Davanın açıldığı andaki kurallara göre görevli olan mahkeme, yeni bir yasa ile görevsiz hale gelmiş ise, (davanın açıldığı anda görevli olan ve fakat yeni yasaya göre görevsiz hale gelen) mahkemenin görevsizlik kararı vermesi gerekeceği; ancak, yeni yasadaki görev kuralının, değişikliğin yürürlüğe girmesinden sonra açılacak davalarda uygulanacağına dair intikal hükümlerinin varlığı halinde, mahkemece görevsizlik kararı verilemeyeceği açıktır.

 Diğer taraftan, dava görevsiz mahkemede açılmış, bu sırada yapılan bir kanun değişikliği ile görevsiz mahkeme o dava için görevli hale gelmiş ise, mahkeme, artık görevsizlik kararı veremeyip (yeni kanuna göre görevli hale geldiği için) davaya bakmaya devam etmesi gerekir.

İncelenen uyuşmazlıkta, öngörülen idari para cezasının, 5326 sayılı Kanun’un 16. maddesinde belirtilen idari yaptırım türlerinden biri olduğu, 4925 sayılı Karayolu Taşıma Kanunu’nda da idari para cezasına itiraz konusunda görevli mahkemenin gösterilmediği anlaşılmıştır. Bu durumda, Kabahatler Kanunu’nun 5560 sayılı Kanun’la değişik 3. maddesinde belirtildiği üzere, idari yaptırım kararlarına karşı kanun yoluna ilişkin hükümlerinin, diğer kanunlarda aksine hüküm bulunmaması halinde uygulanacağı nedeniyle, görevli mahkemenin belirlenmesinde 5326 sayılı Yasa hükümleri dikkate alınacağından, idari para cezasına karşı açılan davanın görüm ve çözümünde, anılan Kanunun 27. maddesinin (1) numaralı bendi uyarınca adli yargı yerinin görevli olduğu sonucuna varılmıştır.

Açıklanan nedenlerle, Sulh Ceza Mahkemesince verilen görevsizlik kararının kaldırılması gerekmiştir.
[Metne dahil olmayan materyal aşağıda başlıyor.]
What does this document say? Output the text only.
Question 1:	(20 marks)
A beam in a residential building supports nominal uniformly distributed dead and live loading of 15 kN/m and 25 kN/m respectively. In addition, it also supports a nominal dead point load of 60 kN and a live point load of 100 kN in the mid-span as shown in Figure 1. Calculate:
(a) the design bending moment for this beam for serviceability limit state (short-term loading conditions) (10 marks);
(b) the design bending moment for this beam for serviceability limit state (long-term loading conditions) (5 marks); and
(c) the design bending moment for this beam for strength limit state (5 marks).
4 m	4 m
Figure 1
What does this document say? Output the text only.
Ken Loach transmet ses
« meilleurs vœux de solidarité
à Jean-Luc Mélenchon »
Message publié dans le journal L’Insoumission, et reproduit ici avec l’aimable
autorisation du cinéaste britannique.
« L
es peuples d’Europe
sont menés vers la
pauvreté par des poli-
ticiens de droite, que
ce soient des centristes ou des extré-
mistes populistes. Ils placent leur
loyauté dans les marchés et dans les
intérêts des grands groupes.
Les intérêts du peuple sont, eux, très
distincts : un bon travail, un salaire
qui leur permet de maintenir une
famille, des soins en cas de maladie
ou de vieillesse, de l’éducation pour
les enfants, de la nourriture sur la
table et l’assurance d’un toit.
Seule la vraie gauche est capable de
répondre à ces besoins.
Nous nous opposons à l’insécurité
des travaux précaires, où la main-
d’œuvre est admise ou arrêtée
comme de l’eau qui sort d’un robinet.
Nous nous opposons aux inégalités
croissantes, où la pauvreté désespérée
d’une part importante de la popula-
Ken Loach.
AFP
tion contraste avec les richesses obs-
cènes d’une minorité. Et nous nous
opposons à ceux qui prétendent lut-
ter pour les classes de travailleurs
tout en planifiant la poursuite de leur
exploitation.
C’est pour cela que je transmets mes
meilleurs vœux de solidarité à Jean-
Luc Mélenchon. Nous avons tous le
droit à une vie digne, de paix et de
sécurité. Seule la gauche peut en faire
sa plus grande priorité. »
 S O N U Ç : Davanın çözümünde ADLİ YARGININ görevli olduğuna, bu nedenle Ankara 1. Sulh Ceza Mahkemesi’nce verilen 15.11.2007 gün ve Müt. No: 2007/1194 sayılı GÖREVSİZLİK KARARININ KALDIRILMASINA, 04.07.2011 gününde OYBİRLİĞİ İLE KESİN OLARAK karar verildi.